New Play in Manhattan

Watch on the Rhine (produced by Herman Shumlin). Lillian Hellman, No. 1 U.S. woman playwright (The Children's Hour, The Little Foxes), has written an uneven play concerning Naziism, but it is by far the best on the subject to date. There is not a single Nazi in it. It tells of the daughter of a dead American diplomat (Mady Christians), who returns from Europe to her luxurious, flower-filled old home outside Washington, D.C., bringing with her the German engineer (Paul Lukas) she married 20 years before and their three children. Since 1933 her husband has been an underground fighter against Hitler and he is about to sneak back into Germany with funds for the movement. But his secret is discovered by another Washington house guest, a decadent Rumanian (George Coulouris), who tries to blackmail the German by threats of informing the Nazi embassy. The German finally kills the blackmailer, says farewell to his wife and children, and leaves on his frightening mission.

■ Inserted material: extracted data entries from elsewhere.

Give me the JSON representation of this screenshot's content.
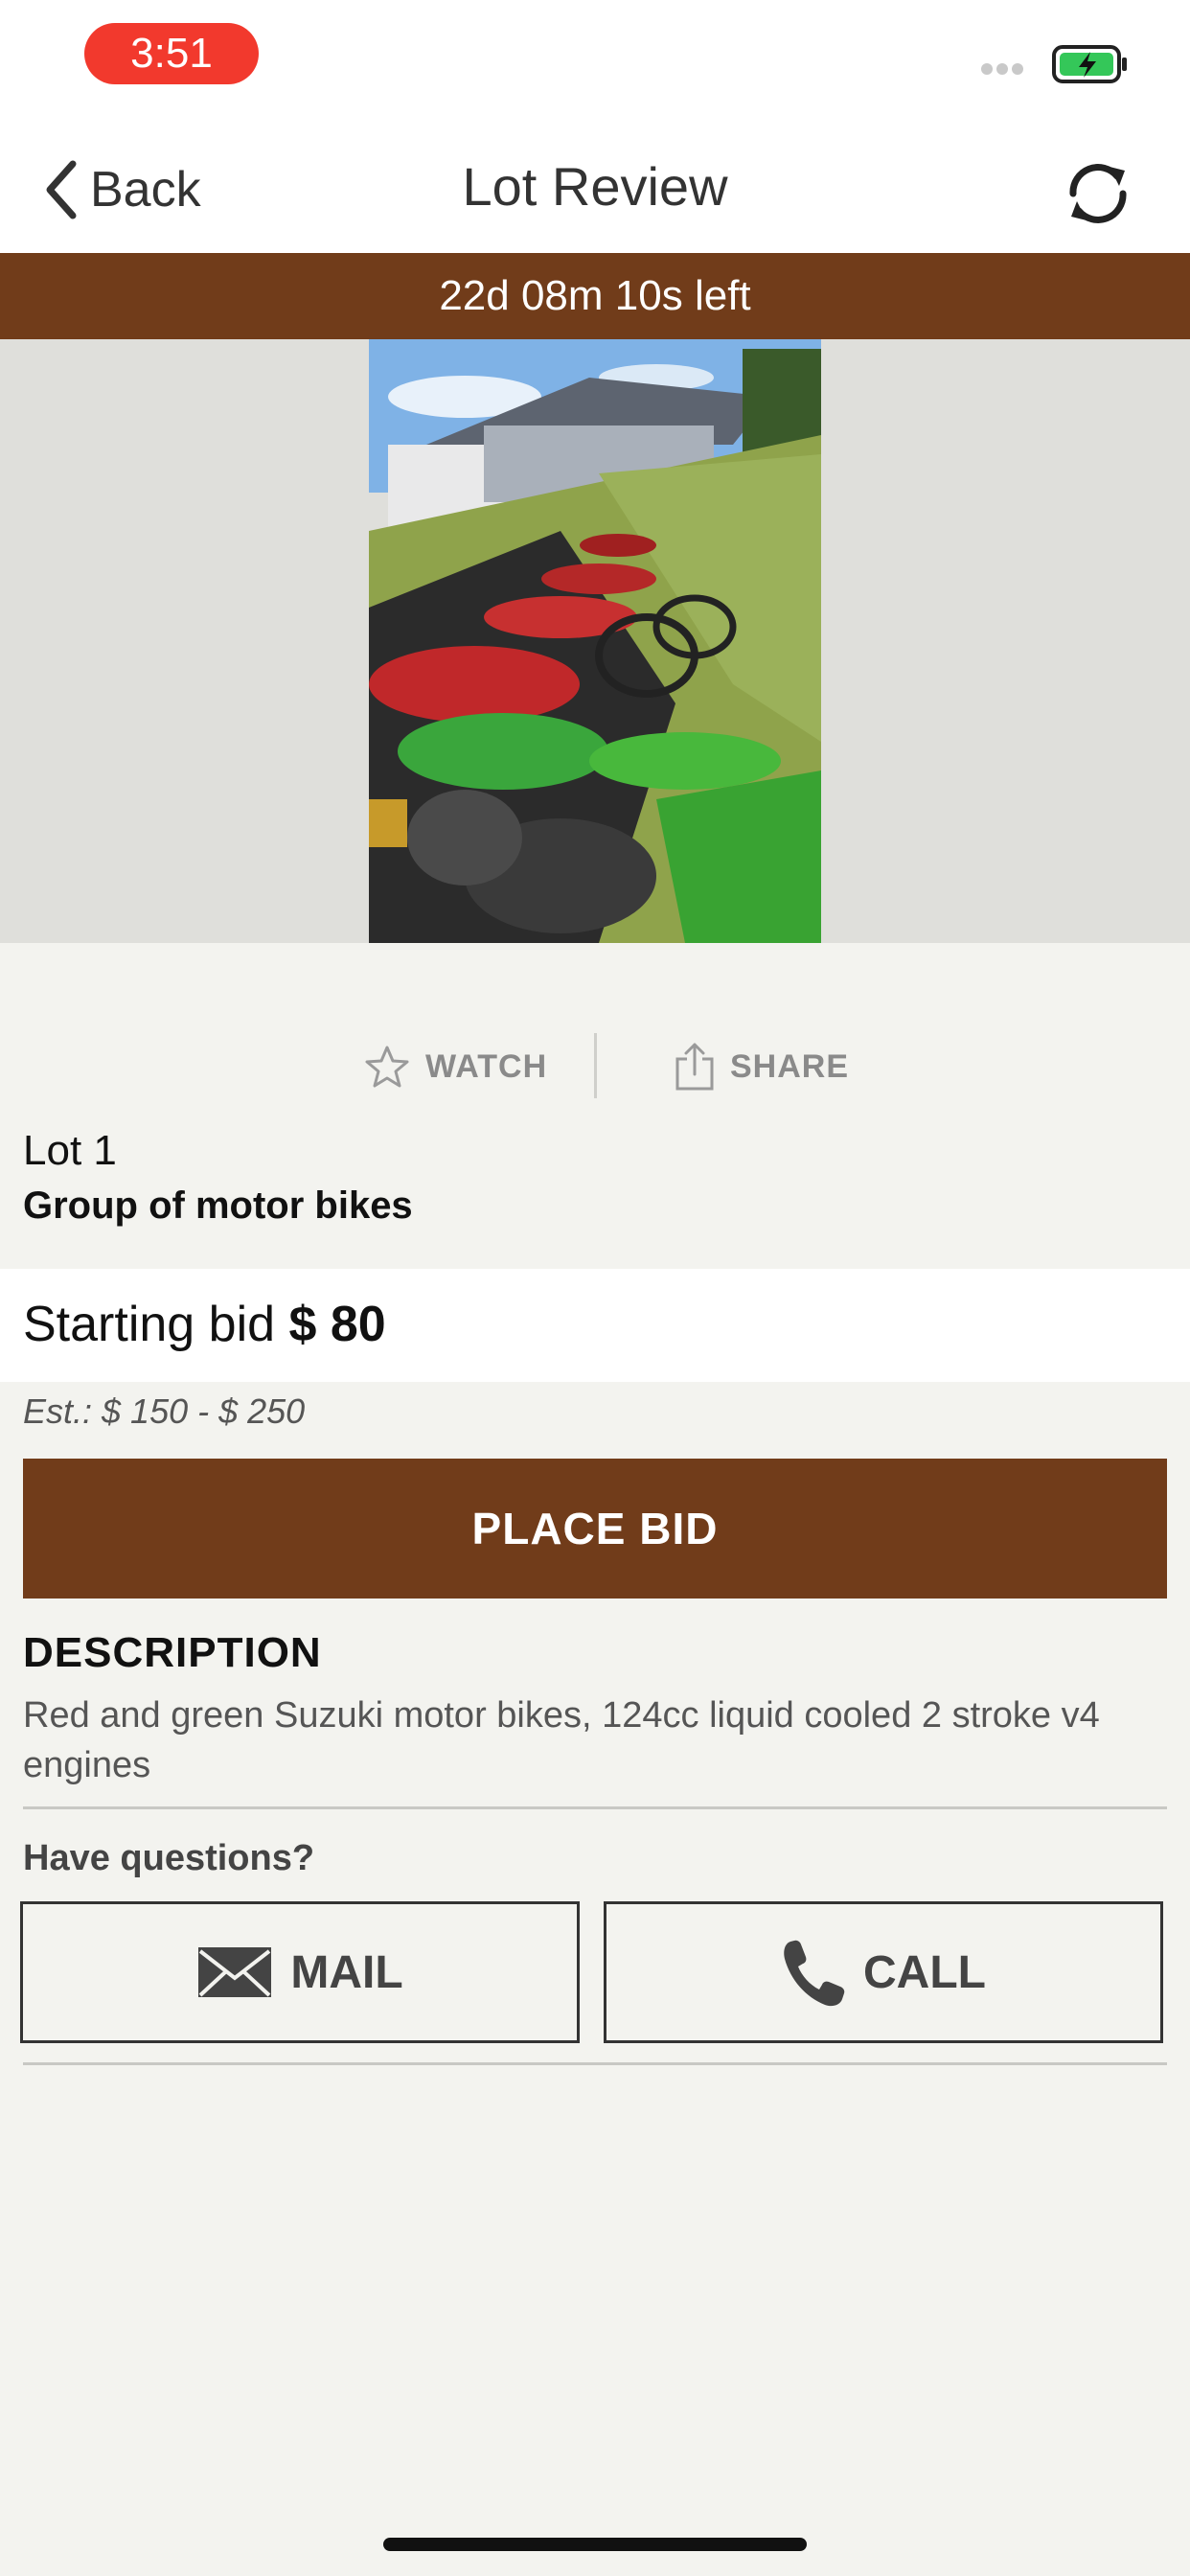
{
  "status_bar": {
    "time": "3:51",
    "battery_color": "#34c759",
    "time_pill_color": "#f2392d"
  },
  "nav": {
    "back_label": "Back",
    "title": "Lot Review"
  },
  "timer": {
    "text": "22d 08m 10s left"
  },
  "actions": {
    "watch_label": "WATCH",
    "share_label": "SHARE"
  },
  "lot": {
    "number": "Lot 1",
    "title": "Group of motor bikes",
    "starting_bid_label": "Starting bid",
    "starting_bid_amount": "$ 80",
    "estimate": "Est.: $ 150 - $ 250"
  },
  "place_bid": {
    "label": "PLACE BID"
  },
  "description": {
    "heading": "DESCRIPTION",
    "text": "Red and green Suzuki motor bikes, 124cc liquid cooled 2 stroke v4 engines"
  },
  "contact": {
    "questions_label": "Have questions?",
    "mail_label": "MAIL",
    "call_label": "CALL"
  },
  "colors": {
    "brand_brown": "#713c1a",
    "background": "#f3f3ef",
    "image_bg": "#dfdfdb"
  },
  "icons": [
    "chevron-left-icon",
    "refresh-icon",
    "star-icon",
    "share-icon",
    "envelope-icon",
    "phone-icon",
    "battery-charging-icon"
  ]
}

For two acts the play is mostly talk--of the supercharged, characterful kind that Playwright Hellman writes. But even intense garrulity does not make the play move. Then in the last act the stage takes fire with the struggle between the German and Rumanian, with Paul Lukas' remarkable portrayal of the German sadly, sensitively explaining why he has been willing to commit murder, why he is determined to martyr himself, if need be, for the anti-Nazi cause. In this scene Lukas certainly gives one of the great performances of recent years. Veteran Actress Lucile Watson is excellent as Lukas' American mother-in-law, whose head has been spinning around in diplomatic circles for years, but who finally understands that, for the German, politics is deadly serious business.

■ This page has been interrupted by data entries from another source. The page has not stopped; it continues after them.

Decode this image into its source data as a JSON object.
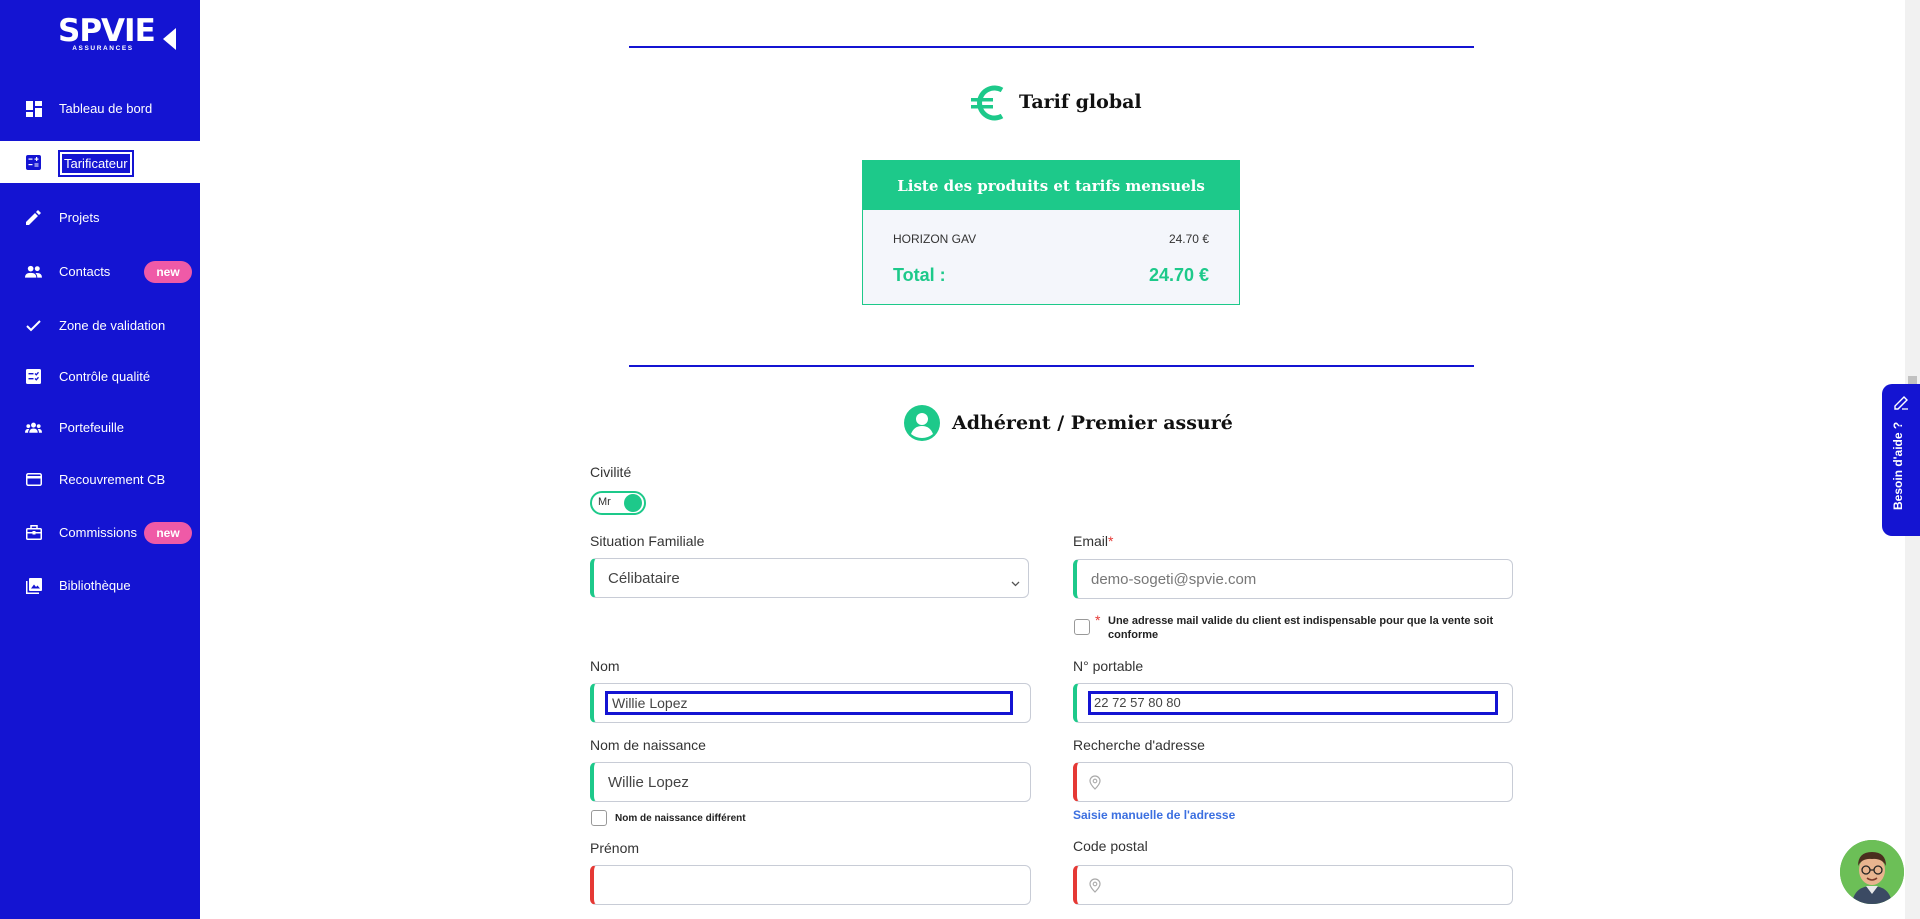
{
  "brand": {
    "logo_main": "SPVIE",
    "logo_sub": "ASSURANCES"
  },
  "sidebar": {
    "items": [
      {
        "label": "Tableau de bord",
        "icon": "dashboard-icon"
      },
      {
        "label": "Tarificateur",
        "icon": "calculator-icon",
        "active": true
      },
      {
        "label": "Projets",
        "icon": "pencil-icon"
      },
      {
        "label": "Contacts",
        "icon": "people-icon",
        "badge": "new"
      },
      {
        "label": "Zone de validation",
        "icon": "check-icon"
      },
      {
        "label": "Contrôle qualité",
        "icon": "checklist-icon"
      },
      {
        "label": "Portefeuille",
        "icon": "group-icon"
      },
      {
        "label": "Recouvrement CB",
        "icon": "credit-card-icon"
      },
      {
        "label": "Commissions",
        "icon": "briefcase-icon",
        "badge": "new"
      },
      {
        "label": "Bibliothèque",
        "icon": "photo-library-icon"
      }
    ]
  },
  "tarif": {
    "title": "Tarif global",
    "box_title": "Liste des produits et tarifs mensuels",
    "product_name": "HORIZON GAV",
    "product_price": "24.70 €",
    "total_label": "Total :",
    "total_value": "24.70 €"
  },
  "adherent": {
    "title": "Adhérent / Premier assuré",
    "civilite_label": "Civilité",
    "civilite_value": "Mr",
    "situation_label": "Situation Familiale",
    "situation_value": "Célibataire",
    "email_label": "Email",
    "email_required": "*",
    "email_value": "demo-sogeti@spvie.com",
    "email_notice": "Une adresse mail valide du client est indispensable pour que la vente soit conforme",
    "nom_label": "Nom",
    "nom_value": "Willie Lopez",
    "portable_label": "N° portable",
    "portable_value": "22 72 57 80 80",
    "naissance_label": "Nom de naissance",
    "naissance_value": "Willie Lopez",
    "naissance_diff_label": "Nom de naissance différent",
    "adresse_label": "Recherche d'adresse",
    "adresse_manual_link": "Saisie manuelle de l'adresse",
    "prenom_label": "Prénom",
    "code_postal_label": "Code postal"
  },
  "help": {
    "label": "Besoin d'aide ?"
  },
  "colors": {
    "primary": "#1414d2",
    "accent": "#1dc98a",
    "badge": "#ef5aa7",
    "error": "#e53935"
  }
}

The play will undoubtedly please many people just because it is anti-Nazi, but dramatically speaking, its merit is that, for one act at least, it is a superbly written and acted picture of a dedicated man.

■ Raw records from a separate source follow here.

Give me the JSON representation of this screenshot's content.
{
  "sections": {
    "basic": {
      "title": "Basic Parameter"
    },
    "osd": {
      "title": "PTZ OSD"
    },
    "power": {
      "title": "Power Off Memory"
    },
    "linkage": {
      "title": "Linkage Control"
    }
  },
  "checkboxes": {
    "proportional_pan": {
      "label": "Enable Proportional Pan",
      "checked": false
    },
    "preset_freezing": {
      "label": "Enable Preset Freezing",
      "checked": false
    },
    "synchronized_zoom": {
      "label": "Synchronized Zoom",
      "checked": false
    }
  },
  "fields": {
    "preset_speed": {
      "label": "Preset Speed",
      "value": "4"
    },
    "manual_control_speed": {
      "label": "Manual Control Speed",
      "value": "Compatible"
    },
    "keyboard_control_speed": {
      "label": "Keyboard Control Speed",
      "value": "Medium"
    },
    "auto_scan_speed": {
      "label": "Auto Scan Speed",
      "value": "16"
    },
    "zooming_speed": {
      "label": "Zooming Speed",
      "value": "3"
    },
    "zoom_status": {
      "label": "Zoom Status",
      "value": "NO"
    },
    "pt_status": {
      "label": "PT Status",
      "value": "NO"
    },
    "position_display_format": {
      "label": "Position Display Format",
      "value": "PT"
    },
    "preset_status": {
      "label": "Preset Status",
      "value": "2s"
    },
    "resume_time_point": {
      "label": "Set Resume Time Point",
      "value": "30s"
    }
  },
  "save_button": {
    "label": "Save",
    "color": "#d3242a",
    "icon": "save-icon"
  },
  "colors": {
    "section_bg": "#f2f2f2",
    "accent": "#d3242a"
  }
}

Tall, brown-haired, courtly Paul Lukas, son of a Hungarian advertising man, was born in 1895 on a train just pulling into Budapest. He went to the Actors' Academy (Hungarian national theatrical school), served with the Hungarian forces during World War I, made his professional stage debut in Budapest in 1916 as Liliom. Later he was a guest artist under Max Reinhardt in Berlin and Vienna, acted in German UFA films. Paramount's Adolf Zukor saw him on the Budapest stage, got Lukas to move to Hollywood. Since then he has appeared in The Night Watch, Strictly Dishonorable, Little Women, Confessions of a Nazi Spy, The Lady Vanishes. He first played on Broadway in 1937 in A Doll's House. He is married to a small, blonde Hungarian, Gizella Benes. He likes to drive and tinker with fast automobiles, flies his own plane. Often he uses his acting talent for practical jokes, such as ordering people out of his house for supposed insults to his wife. Sometimes it works.